Holy shit! I didn't know I was being tested. I can't even remember all my girls' names, let alone the rules. Am I going to be the first 3rd grade basketball coach to get fired from a volunteer gig after their first game?
See, my friends. This is why it doesn't pay to plan. When you just wing it, you don't have time for any sort of pantser panic to set in. Isn't that a great word? Pantser. As in, a person who does things by the seat of her pants. I recently read it and decided it describes the anxiety I experience when I try to plan things. I am a total pantser precisely because I'm an obsessive planner. I get too bogged down in worry and give up too easily if I plan things out. If I show up unprepared, I can blame my awful performance on my lack of preparation and just have fun.

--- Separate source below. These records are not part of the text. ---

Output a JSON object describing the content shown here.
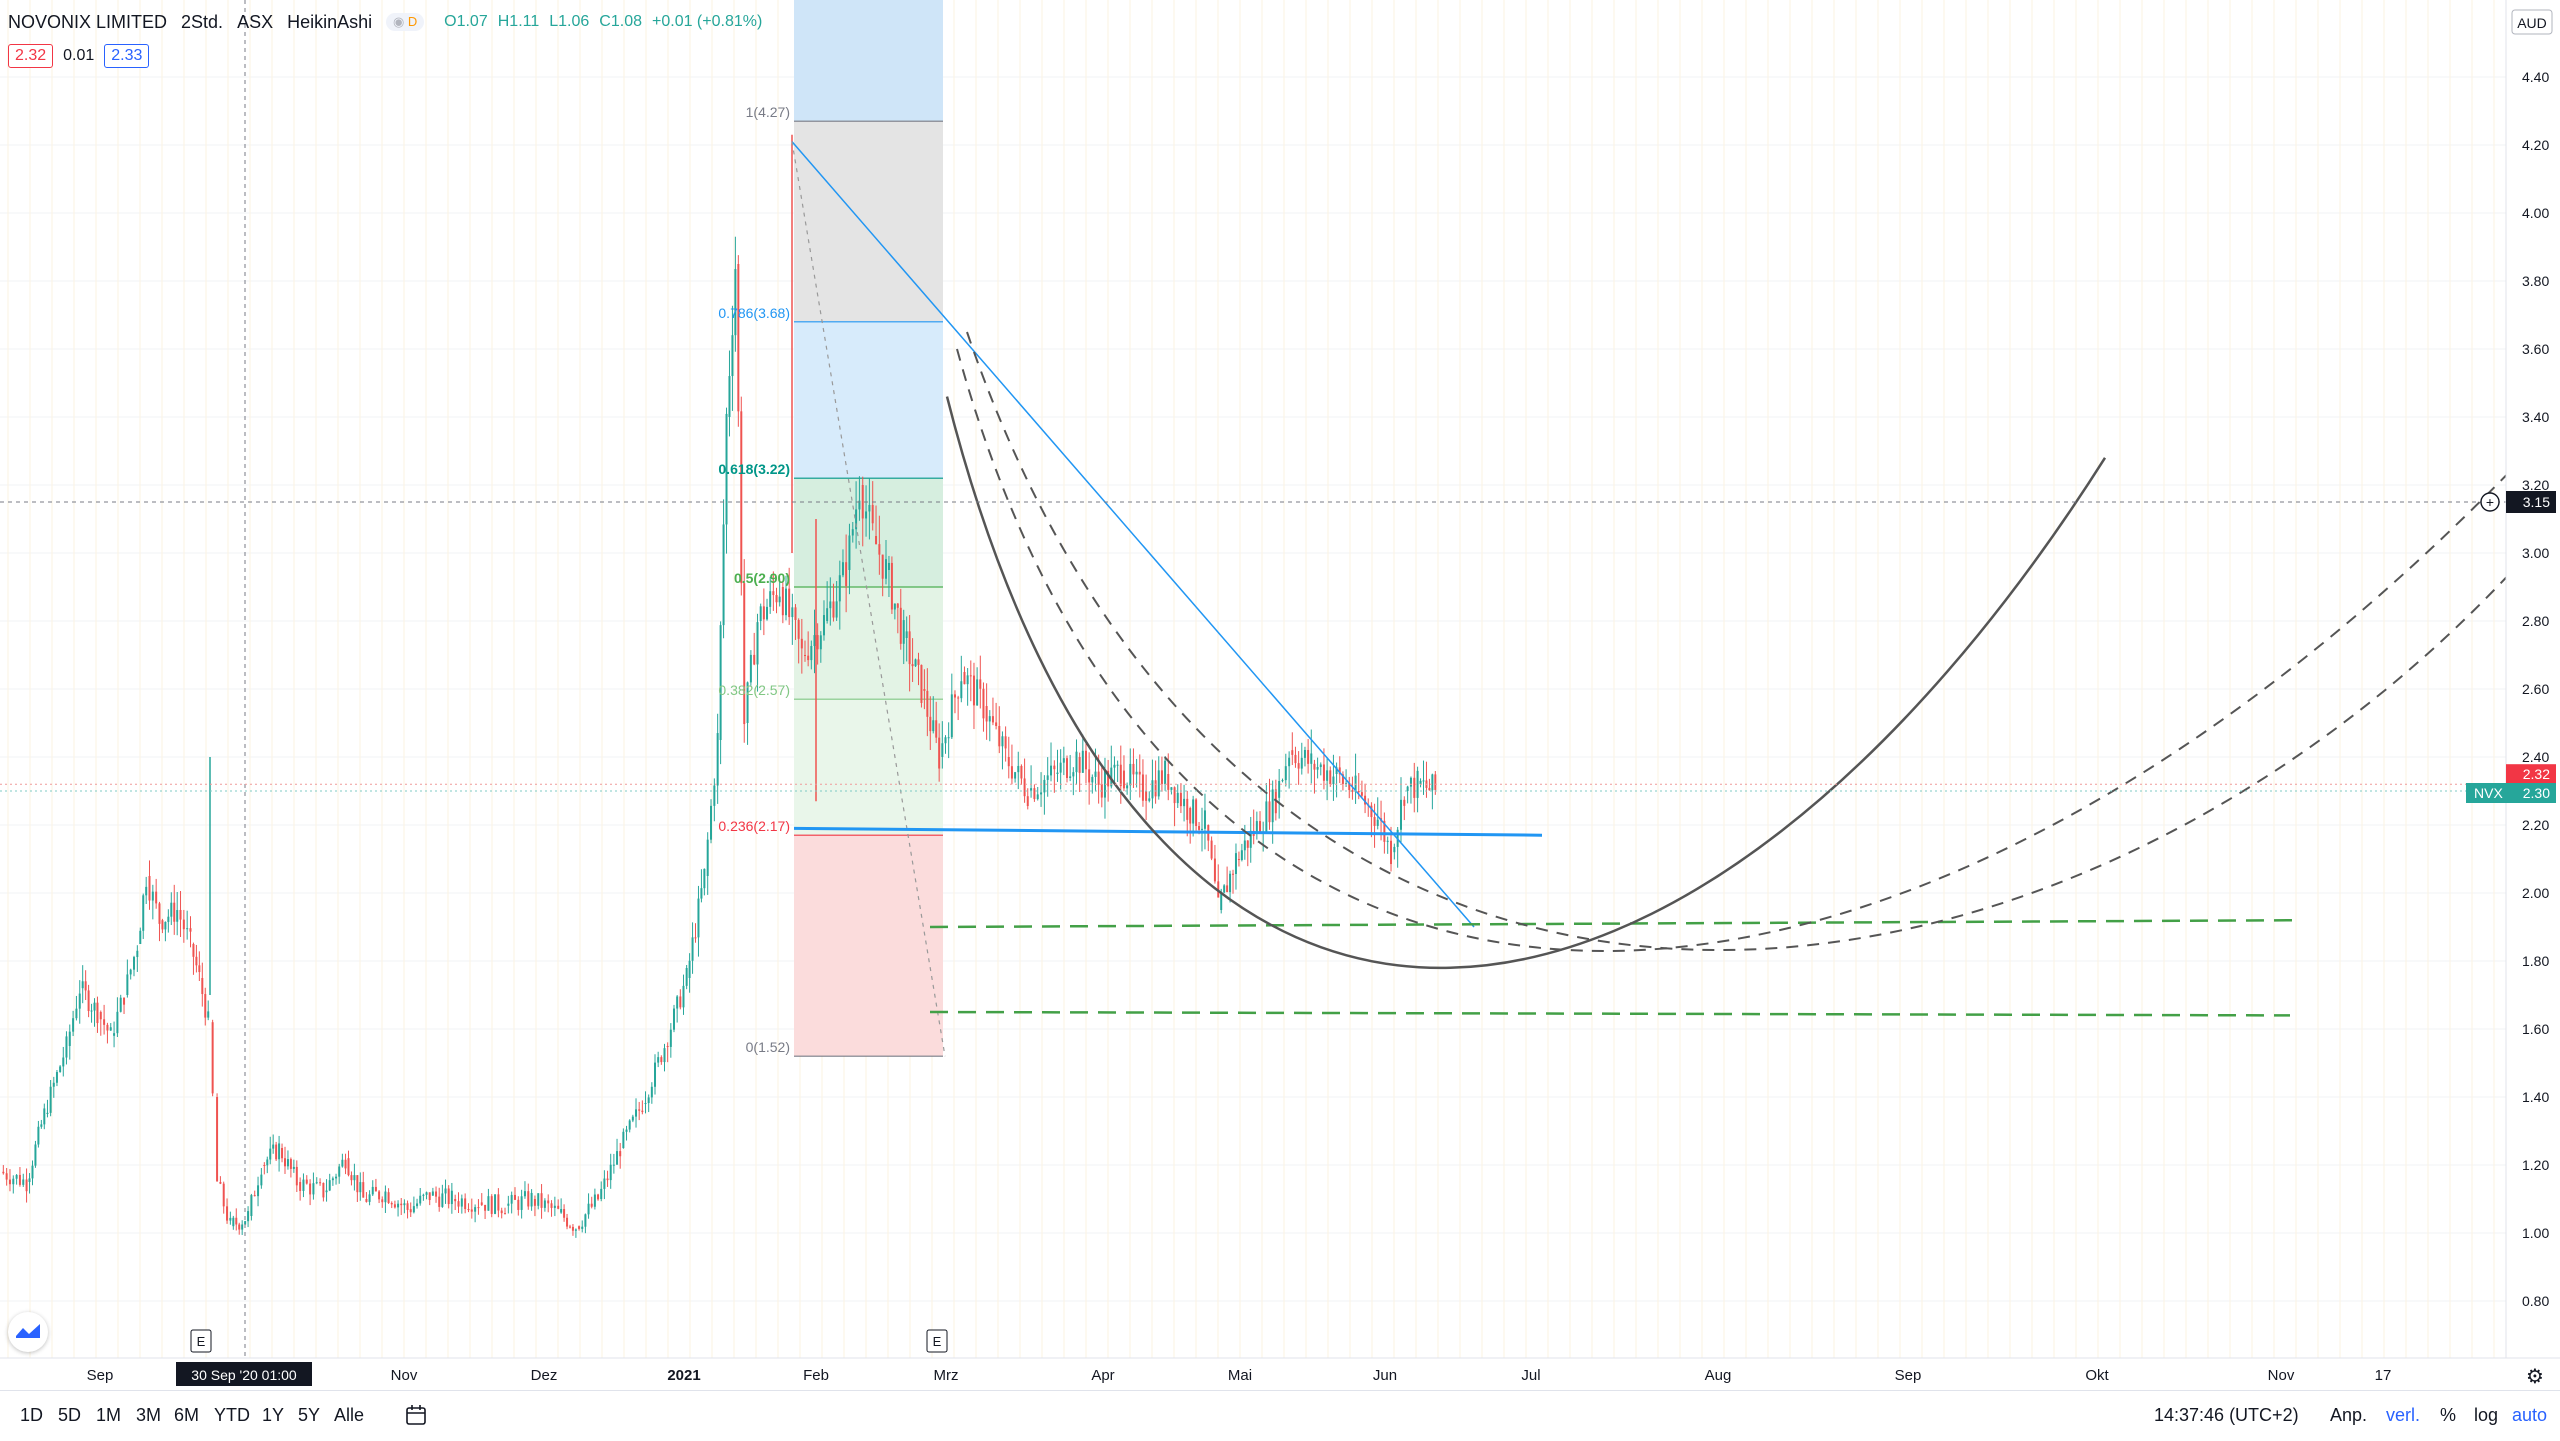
{
  "legend": {
    "symbol": "NOVONIX LIMITED",
    "interval": "2Std.",
    "exchange": "ASX",
    "chart_style": "HeikinAshi",
    "badge": "D",
    "open": "O1.07",
    "high": "H1.11",
    "low": "L1.06",
    "close": "C1.08",
    "change": "+0.01 (+0.81%)",
    "bid": "2.32",
    "spread": "0.01",
    "ask": "2.33"
  },
  "price_axis": {
    "currency": "AUD",
    "ticks": [
      "4.40",
      "4.20",
      "4.00",
      "3.80",
      "3.60",
      "3.40",
      "3.20",
      "3.00",
      "2.80",
      "2.60",
      "2.40",
      "2.20",
      "2.00",
      "1.80",
      "1.60",
      "1.40",
      "1.20",
      "1.00",
      "0.80"
    ],
    "crosshair_price": "3.15",
    "last_price_tag": "2.32",
    "symbol_tag": "NVX",
    "symbol_price": "2.30"
  },
  "time_axis": {
    "labels": [
      {
        "text": "Sep",
        "bold": false
      },
      {
        "text": "Nov",
        "bold": false
      },
      {
        "text": "Dez",
        "bold": false
      },
      {
        "text": "2021",
        "bold": true
      },
      {
        "text": "Feb",
        "bold": false
      },
      {
        "text": "Mrz",
        "bold": false
      },
      {
        "text": "Apr",
        "bold": false
      },
      {
        "text": "Mai",
        "bold": false
      },
      {
        "text": "Jun",
        "bold": false
      },
      {
        "text": "Jul",
        "bold": false
      },
      {
        "text": "Aug",
        "bold": false
      },
      {
        "text": "Sep",
        "bold": false
      },
      {
        "text": "Okt",
        "bold": false
      },
      {
        "text": "Nov",
        "bold": false
      },
      {
        "text": "17",
        "bold": false
      }
    ],
    "crosshair_time": "30 Sep '20   01:00",
    "earnings_marker": "E"
  },
  "fib_levels": [
    {
      "label": "1(4.27)",
      "color": "#787b86",
      "bold": false
    },
    {
      "label": "0.786(3.68)",
      "color": "#2196f3",
      "bold": false
    },
    {
      "label": "0.618(3.22)",
      "color": "#009688",
      "bold": true
    },
    {
      "label": "0.5(2.90)",
      "color": "#4caf50",
      "bold": true
    },
    {
      "label": "0.382(2.57)",
      "color": "#81c784",
      "bold": false
    },
    {
      "label": "0.236(2.17)",
      "color": "#f23645",
      "bold": false
    },
    {
      "label": "0(1.52)",
      "color": "#787b86",
      "bold": false
    }
  ],
  "bottom_toolbar": {
    "ranges": [
      "1D",
      "5D",
      "1M",
      "3M",
      "6M",
      "YTD",
      "1Y",
      "5Y",
      "Alle"
    ],
    "clock": "14:37:46 (UTC+2)",
    "adjust": "Anp.",
    "extended": "verl.",
    "percent": "%",
    "log": "log",
    "auto": "auto"
  },
  "colors": {
    "up": "#26a69a",
    "down": "#ef5350",
    "crosshair": "#787b86",
    "accent": "#2962ff"
  },
  "chart_data": {
    "type": "candlestick",
    "title": "NOVONIX LIMITED, 2Std., ASX, HeikinAshi",
    "ylim": [
      0.7,
      4.5
    ],
    "price_path": [
      [
        "2020-08-10",
        1.18
      ],
      [
        "2020-08-16",
        1.15
      ],
      [
        "2020-08-20",
        1.35
      ],
      [
        "2020-08-25",
        1.55
      ],
      [
        "2020-08-28",
        1.72
      ],
      [
        "2020-09-01",
        1.65
      ],
      [
        "2020-09-04",
        1.58
      ],
      [
        "2020-09-07",
        1.7
      ],
      [
        "2020-09-10",
        1.85
      ],
      [
        "2020-09-12",
        2.05
      ],
      [
        "2020-09-15",
        1.92
      ],
      [
        "2020-09-19",
        1.95
      ],
      [
        "2020-09-22",
        1.85
      ],
      [
        "2020-09-24",
        1.75
      ],
      [
        "2020-09-26",
        1.62
      ],
      [
        "2020-09-27",
        1.4
      ],
      [
        "2020-09-28",
        1.15
      ],
      [
        "2020-10-01",
        1.02
      ],
      [
        "2020-10-05",
        1.05
      ],
      [
        "2020-10-08",
        1.2
      ],
      [
        "2020-10-12",
        1.25
      ],
      [
        "2020-10-16",
        1.15
      ],
      [
        "2020-10-22",
        1.12
      ],
      [
        "2020-10-27",
        1.22
      ],
      [
        "2020-10-31",
        1.1
      ],
      [
        "2020-11-05",
        1.12
      ],
      [
        "2020-11-10",
        1.07
      ],
      [
        "2020-11-15",
        1.11
      ],
      [
        "2020-11-20",
        1.1
      ],
      [
        "2020-11-26",
        1.09
      ],
      [
        "2020-12-02",
        1.08
      ],
      [
        "2020-12-08",
        1.1
      ],
      [
        "2020-12-14",
        1.06
      ],
      [
        "2020-12-18",
        1.02
      ],
      [
        "2020-12-23",
        1.1
      ],
      [
        "2020-12-28",
        1.25
      ],
      [
        "2021-01-02",
        1.38
      ],
      [
        "2021-01-07",
        1.55
      ],
      [
        "2021-01-12",
        1.75
      ],
      [
        "2021-01-16",
        2.05
      ],
      [
        "2021-01-19",
        2.45
      ],
      [
        "2021-01-21",
        3.4
      ],
      [
        "2021-01-23",
        3.85
      ],
      [
        "2021-01-25",
        2.5
      ],
      [
        "2021-01-28",
        2.8
      ],
      [
        "2021-02-02",
        2.9
      ],
      [
        "2021-02-07",
        2.7
      ],
      [
        "2021-02-12",
        2.8
      ],
      [
        "2021-02-17",
        2.95
      ],
      [
        "2021-02-20",
        3.2
      ],
      [
        "2021-02-23",
        3.05
      ],
      [
        "2021-02-26",
        2.95
      ],
      [
        "2021-03-02",
        2.75
      ],
      [
        "2021-03-06",
        2.6
      ],
      [
        "2021-03-10",
        2.4
      ],
      [
        "2021-03-15",
        2.65
      ],
      [
        "2021-03-20",
        2.55
      ],
      [
        "2021-03-25",
        2.4
      ],
      [
        "2021-03-30",
        2.3
      ],
      [
        "2021-04-05",
        2.35
      ],
      [
        "2021-04-10",
        2.4
      ],
      [
        "2021-04-15",
        2.32
      ],
      [
        "2021-04-20",
        2.36
      ],
      [
        "2021-04-25",
        2.3
      ],
      [
        "2021-04-30",
        2.35
      ],
      [
        "2021-05-05",
        2.25
      ],
      [
        "2021-05-09",
        2.2
      ],
      [
        "2021-05-12",
        1.95
      ],
      [
        "2021-05-16",
        2.1
      ],
      [
        "2021-05-20",
        2.18
      ],
      [
        "2021-05-25",
        2.28
      ],
      [
        "2021-05-28",
        2.42
      ],
      [
        "2021-06-02",
        2.38
      ],
      [
        "2021-06-07",
        2.35
      ],
      [
        "2021-06-12",
        2.3
      ],
      [
        "2021-06-17",
        2.22
      ],
      [
        "2021-06-20",
        2.12
      ],
      [
        "2021-06-23",
        2.3
      ],
      [
        "2021-06-26",
        2.32
      ],
      [
        "2021-06-30",
        2.3
      ]
    ],
    "last_price": 2.3,
    "fibonacci": {
      "high": 4.27,
      "low": 1.52
    },
    "support_line": 2.18
  }
}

But I guess when you're a supposedly responsible adult coaching your daughter's basketball team it's different. There are so many freaking rules.
Left: Becky, age 13, seventh grade. Right: Katie, age 8, third grade.
I don't remember there being many rules when I played on teams as a girl. I just remember running back and forth across the wooden floor, dribbling, and passing, and catching, and shooting and having a lot of fun. I thought that's what it's all about. Fun.
So what's my plan for the first game? I'm going to try to remember what it was like to be a girl on a team having fun so I can understand how my girls out on the court feel. It's about them. Not me. Not the parents. Not the officials. It's about them, and making them love to work together and have fun.